В одно из полнолуний та, что жила во мне, умудрилась расколошматить пару стульев и раскрошила тумбочку в щепки — тонкие лучинки, наструганные острыми когтями. Размах разрушений и агрессия напугали меня. Я плакала, Мэл утешал. Всё чаще мне приходила в голову мысль, что Альрик был прав, упомянув о самонадеянности. Вдруг я одичаю и забуду о человечности? Может, пока не поздно, освободить Мэла от обязательств и уйти? Я мучаю его.

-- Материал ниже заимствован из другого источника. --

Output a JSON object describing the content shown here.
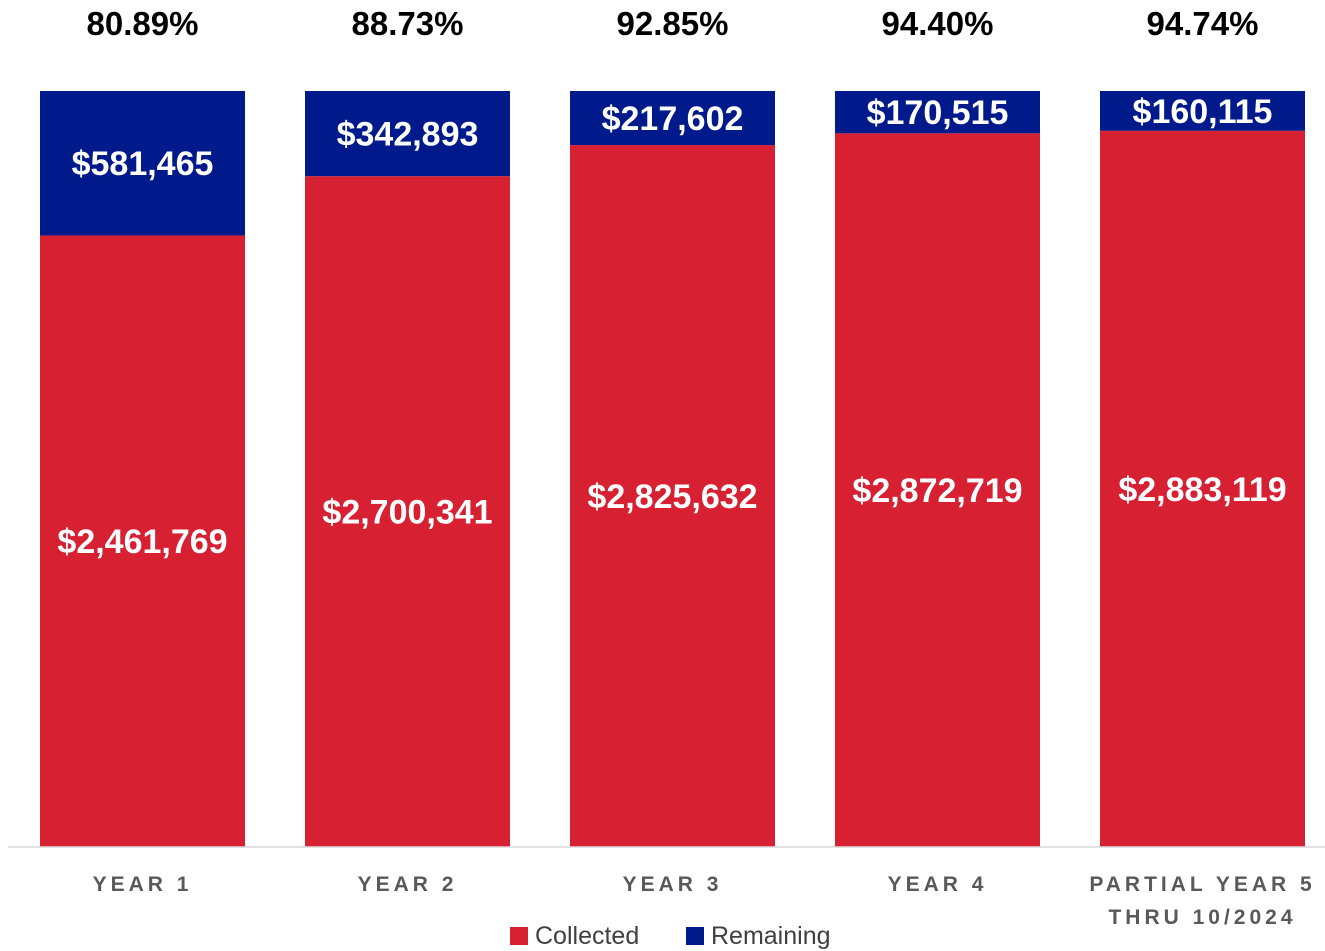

Мэл не выглядел измученным. Наоборот, сделался заботливым и потакал любым прихотям. Я бы сказала, что он трясся надо мной словно над аленьким цветочком. И все равно ревновала Мэла к розовощеким первокурсницам, выставлявшим напоказ стройные ноги, и к нахальным и призывным взглядам девчонок. Когда-нибудь Мэл устанет от моих выходок. Кому нужна недомогающая капризуля? К тому же характер оставлял желать лучшего. Я впадала то в меланхолию, то в возбужденное состояние. Мне хотелось куда-то бежать, спешить, а потом я вдруг забывала, чего хотела. Или нападал жор, который сменялся отвращением к еде, до рвоты. И в мозгах произошел сдвиг. А как иначе объяснить непонятные поступки?
Казалось бы, боясь разоблачения полиморфной сущности, следовало затаиться и изо всех сил изображать серенькую крыску. Но я искала приключений на свою шею. В частности, решила взглянуть на первокурсника, о котором упомянул Альрик. На профессорского сородича. И даже подменилась с другой лаборанткой, чтобы бодро отсчитывать компоненты будущих снадобий. Поджилки тряслись от страха, а нелегкая все равно понесла на лабораторку. Иначе как дуростью не назовешь, но коли приспичило — хоть режь. Ну а как? Любопытство тянуло магнитом. Ведь помимо профессора и того следователя, что работал в ведомстве Мелёшина-старшего, другие оборотни мне не попадались.
Ожидаемо. Нужного парня я определила сразу, в трех соснах не заблудилась. Высокий, плечистый, с атлетической фигурой. И девчонки вились рядом — верная примета. Харизма, конечно, не повальная, как у профессора, но ощутимая. Первокурсник получил ингредиенты и, помахивая корзинкой, потопал к лабораторному кубу с одной из студенток. На меня — ноль внимания. Можно вздохнуть с облегчением и утереть пот со лба: я вне подозрений. После лабораторки объект наблюдения и отмытый куб сдал также небрежно, игнорируя младшего лаборанта, то бишь меня. Обидно, черт возьми. Пусть я — заморыш по сравнению с сородичами парня, но я — дочь того самого Влашека и скоро выйду замуж за Мелёшина-младшего, который чей-то сын! Да обо мне вся страна говорит и пишет!